## What your child will learn and do in Grade 1 Mathematics

In grade one, students work with whole numbers and place value. This includes grouping numbers into tens and ones as they learn to add and subtract up through 20. Activities in these areas include:

• Quickly and accurately adding numbers together that total up to 10 or fewer, and subtracting from numbers up through 10

• Adding a two-digit number and a one-digit number (45 + 9)

• Adding a two-digit number and a multiple of ten (54 + 20)

• Subtracting a multiple of 10 from a multiple of 10 (80 – 30)

• Comparing two-digit numbers based on place value using the symbols > (more than), equal to (=), and < (less than)

• Understanding the meaning of the equal sign (=) and determining if statements involving addition and subtraction are true or false (for example, which of the following statements are true? 3+3=6, 4+1=5+2)

• Measuring the lengths of objects using a smaller object (for example, measuring a pencil with paper clips)

• Putting objects in order from longest to shortest or shortest to longest

• Collecting and organizing data and answering questions about more, less, or how many

• Telling time and writing time to the hour and half-hour

• Understanding defining attributes of shapes (number of sides is defining; color is non-defining)

• Dividing circles and rectangles into halves and quarters

Helping your child learn outside of school:

• Play math games with your child to build fluency. For example, using a deck of cards, deal two cards and ask your child to add the two numbers before you do. Whoever says the total first, keeps the cards.

• Encourage your child to read and write numbers in different ways. For example, what are some ways that you can make the number 15? 15 can be 10+5, 7+8, 20-5, or 5+5+5.

• Have your child create story problems to represent addition, subtraction, and comparisons. For example, if you open a carton of eggs and take out seven, ask, “How many are left in the carton?”

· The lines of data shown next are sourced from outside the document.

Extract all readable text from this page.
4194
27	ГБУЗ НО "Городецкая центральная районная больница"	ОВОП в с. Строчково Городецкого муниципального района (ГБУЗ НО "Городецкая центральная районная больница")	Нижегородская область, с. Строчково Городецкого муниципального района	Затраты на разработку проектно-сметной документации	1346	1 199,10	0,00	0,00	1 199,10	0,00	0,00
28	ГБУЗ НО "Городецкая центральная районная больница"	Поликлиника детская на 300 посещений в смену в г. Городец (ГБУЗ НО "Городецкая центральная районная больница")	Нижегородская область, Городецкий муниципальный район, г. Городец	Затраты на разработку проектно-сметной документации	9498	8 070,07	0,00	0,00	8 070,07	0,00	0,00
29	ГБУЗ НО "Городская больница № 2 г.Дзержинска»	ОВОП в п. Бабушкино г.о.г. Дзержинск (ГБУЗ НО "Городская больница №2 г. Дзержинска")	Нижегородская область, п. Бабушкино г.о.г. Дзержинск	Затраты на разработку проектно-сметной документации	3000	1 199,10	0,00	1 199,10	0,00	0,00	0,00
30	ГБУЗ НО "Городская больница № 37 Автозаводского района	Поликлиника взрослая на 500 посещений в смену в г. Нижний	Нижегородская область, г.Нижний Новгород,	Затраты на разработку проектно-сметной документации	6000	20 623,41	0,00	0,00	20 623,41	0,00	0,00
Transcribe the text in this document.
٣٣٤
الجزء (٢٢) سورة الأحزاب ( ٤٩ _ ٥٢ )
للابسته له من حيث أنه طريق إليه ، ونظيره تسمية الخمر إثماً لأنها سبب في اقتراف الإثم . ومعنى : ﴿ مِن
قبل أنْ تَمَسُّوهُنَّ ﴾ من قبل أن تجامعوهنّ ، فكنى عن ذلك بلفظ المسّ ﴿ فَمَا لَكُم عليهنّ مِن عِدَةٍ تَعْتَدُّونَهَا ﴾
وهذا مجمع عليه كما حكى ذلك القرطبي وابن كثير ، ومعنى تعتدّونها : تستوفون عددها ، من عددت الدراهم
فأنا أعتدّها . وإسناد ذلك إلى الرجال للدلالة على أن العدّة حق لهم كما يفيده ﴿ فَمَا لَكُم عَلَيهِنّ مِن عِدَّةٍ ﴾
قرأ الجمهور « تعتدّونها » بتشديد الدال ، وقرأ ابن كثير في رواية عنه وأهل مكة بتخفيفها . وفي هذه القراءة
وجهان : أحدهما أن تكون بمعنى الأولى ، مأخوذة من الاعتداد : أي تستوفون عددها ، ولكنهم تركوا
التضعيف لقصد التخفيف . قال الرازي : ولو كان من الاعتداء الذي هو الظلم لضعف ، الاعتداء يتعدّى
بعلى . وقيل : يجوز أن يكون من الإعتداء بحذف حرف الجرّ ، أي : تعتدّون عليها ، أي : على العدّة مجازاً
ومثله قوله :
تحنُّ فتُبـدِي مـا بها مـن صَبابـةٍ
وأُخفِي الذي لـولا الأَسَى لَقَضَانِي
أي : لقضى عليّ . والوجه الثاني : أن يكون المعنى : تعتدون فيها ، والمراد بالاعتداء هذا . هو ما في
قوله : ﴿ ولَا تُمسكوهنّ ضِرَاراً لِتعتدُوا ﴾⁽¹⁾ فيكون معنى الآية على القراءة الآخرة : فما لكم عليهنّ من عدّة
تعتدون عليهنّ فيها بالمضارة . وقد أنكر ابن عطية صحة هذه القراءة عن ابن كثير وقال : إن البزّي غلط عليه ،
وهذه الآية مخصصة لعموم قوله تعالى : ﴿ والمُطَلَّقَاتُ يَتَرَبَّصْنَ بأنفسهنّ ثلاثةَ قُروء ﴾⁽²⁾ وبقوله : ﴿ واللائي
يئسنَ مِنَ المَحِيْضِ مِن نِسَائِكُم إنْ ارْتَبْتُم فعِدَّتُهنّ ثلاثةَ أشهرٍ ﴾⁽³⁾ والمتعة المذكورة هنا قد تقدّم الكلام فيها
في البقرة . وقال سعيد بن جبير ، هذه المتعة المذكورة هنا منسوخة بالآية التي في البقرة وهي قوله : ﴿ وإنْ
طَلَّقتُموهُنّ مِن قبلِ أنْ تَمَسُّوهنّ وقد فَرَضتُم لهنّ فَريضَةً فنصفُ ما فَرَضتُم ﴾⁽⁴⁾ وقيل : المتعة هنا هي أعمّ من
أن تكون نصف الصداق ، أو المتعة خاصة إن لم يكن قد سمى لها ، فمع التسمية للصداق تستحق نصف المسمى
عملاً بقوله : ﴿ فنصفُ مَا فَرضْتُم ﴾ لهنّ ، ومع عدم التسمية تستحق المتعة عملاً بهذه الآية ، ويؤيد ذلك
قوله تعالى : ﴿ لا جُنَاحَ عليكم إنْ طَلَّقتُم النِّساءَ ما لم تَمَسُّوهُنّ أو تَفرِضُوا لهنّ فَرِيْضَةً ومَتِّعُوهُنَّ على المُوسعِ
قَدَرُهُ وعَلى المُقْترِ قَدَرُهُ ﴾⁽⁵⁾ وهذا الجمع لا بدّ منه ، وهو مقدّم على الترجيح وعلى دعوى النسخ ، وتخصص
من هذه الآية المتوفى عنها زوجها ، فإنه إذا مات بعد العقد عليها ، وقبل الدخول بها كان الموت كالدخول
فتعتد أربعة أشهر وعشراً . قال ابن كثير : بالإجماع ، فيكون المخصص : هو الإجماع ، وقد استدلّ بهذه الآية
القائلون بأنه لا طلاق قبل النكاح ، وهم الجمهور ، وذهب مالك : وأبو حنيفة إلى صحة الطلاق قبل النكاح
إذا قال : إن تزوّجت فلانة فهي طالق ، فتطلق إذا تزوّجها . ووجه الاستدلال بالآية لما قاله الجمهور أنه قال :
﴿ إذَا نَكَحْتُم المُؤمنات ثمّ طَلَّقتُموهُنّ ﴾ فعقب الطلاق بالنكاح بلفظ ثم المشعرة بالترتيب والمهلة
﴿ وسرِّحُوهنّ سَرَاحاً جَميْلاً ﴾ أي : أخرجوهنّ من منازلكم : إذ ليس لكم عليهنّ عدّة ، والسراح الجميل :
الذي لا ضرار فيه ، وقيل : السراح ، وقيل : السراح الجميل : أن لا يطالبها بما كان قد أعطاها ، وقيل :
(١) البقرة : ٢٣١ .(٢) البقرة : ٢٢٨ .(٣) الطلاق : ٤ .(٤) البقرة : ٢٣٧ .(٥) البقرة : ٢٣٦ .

• Have your child tell the time on the clock when you sit down to dinner or breakfast.

• Encourage your child to stick with it whenever a problem seems difficult.

• Can you do some easier problems and go back to this one after?

• What part of the problem is giving you trouble?

• Let's read the problem together and make sure we understand what it is asking.

• Can we draw a picture of the problem?

• Can we make up an easier problem that is similar to this? Then we can work our way up to this one.

• Let’s take a 10 minute break and come back to this one.